Apesar de Bluey e Bingo reagirem à vontade dos pais de passar tempo sem as filhas, a segurança e ausência de culpa com que o fazem dá lugar à construção da sua própria “casa-carro-de-sonho” — uma feliz metáfora para duas crianças que, assim, podem sonhar com, e a partir de, o seu próprio mundo.
O facto dos pais poderem ter espaço para si, leva a que as crianças também possam vir a ser capazes de usufruir do mesmo — do espaço para sonhar e pensar, criar e construir. Ou, como no episódio, espaço para desenhar a sua própria casa-carro-de-sonho. Todos os pais desejam que os filhos cresçam e sejam capazes de descobrir e construir o seu lugar no mundo e na vida, independentemente e para além de si (pais). Contudo, para que isso seja possível, é fundamental que os primeiros não percam a possibilidade de, também eles, existir no seu próprio mundo e “para além” dos filhos, um com o outro e individualmente.
No momento em que, no decurso da brincadeira, Chilli e Bandit desistem de fugir e se mostram dispostos a ceder, finalmente, ao desejo das filhas, estas são claras: não só querem que eles continuem a fugir — ou, dito doutra forma, a lutar pelo seu espaço, mesmo que isso as deixe em parte zangadas —, como fogem ao gesto afectivo dos pais. No final das contas, todas as crianças precisam que a relação entre os pais seja forte e sólida o suficiente para “sobreviver” às suas (normais) tentativas de interposição.

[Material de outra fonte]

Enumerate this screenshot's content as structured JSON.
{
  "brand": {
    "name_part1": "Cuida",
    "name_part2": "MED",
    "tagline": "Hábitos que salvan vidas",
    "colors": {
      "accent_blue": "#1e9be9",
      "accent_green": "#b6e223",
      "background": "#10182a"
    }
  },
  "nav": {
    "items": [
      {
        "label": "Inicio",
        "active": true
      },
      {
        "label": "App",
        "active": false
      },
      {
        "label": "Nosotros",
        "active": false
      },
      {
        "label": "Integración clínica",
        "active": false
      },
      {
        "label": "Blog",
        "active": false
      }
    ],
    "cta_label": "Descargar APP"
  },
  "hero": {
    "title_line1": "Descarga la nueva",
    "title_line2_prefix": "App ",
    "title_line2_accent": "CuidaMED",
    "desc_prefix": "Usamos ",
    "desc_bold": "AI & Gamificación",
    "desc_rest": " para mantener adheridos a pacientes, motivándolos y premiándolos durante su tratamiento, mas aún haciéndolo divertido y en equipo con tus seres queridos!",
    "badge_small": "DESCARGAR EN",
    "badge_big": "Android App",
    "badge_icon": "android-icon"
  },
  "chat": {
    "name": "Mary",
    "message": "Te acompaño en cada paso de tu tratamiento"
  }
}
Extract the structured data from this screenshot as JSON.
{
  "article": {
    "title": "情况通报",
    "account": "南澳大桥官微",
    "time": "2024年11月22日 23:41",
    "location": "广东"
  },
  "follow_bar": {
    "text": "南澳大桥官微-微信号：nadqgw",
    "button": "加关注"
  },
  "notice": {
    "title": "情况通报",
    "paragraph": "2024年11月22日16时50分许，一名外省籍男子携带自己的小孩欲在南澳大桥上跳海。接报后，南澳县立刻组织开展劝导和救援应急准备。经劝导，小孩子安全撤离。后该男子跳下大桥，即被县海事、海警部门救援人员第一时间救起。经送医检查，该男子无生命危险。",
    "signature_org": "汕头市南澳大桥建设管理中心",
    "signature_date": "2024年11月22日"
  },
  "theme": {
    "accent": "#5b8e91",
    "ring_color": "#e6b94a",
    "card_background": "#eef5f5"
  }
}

Efectivamente, os filhos são importantes, mas, desejavelmente, não são a única-coisa-importante da vida dos pais, e é bom para eles que assim seja. Pode ser que, um dia, quando forem grandes, também eles venham a ter e construir coisas importantes, para si e só suas – tal como os seus pais.
_______________
TEMPORADA 2, EPISÓDIO 18
TÍTULO: Fuga
LINK: https://youtu.be/GHWSk5tSlj4
SINOPSE
Bluey é uma série de televisão infantil, de origem australiana, transmitida internacionalmente pela Disney Junior e Disney +. O programa gira em torno de Bluey, uma cadela antropomórfica de 6 anos, e a sua família - pais (Bandit e Chilli) e irmã mais nova (Bingo, de 4 anos). Através do reino infantil da imaginação, da brincadeira e do faz-de-conta, que ocupa um lugar central na vida quotidiana das duas irmãs, todos os episódios trazem à luz importantes temáticas da psicologia infantil e da parentalidade, apresentando sempre, de forma criativa e divertida, uma resposta construtiva aos conflitos emergentes.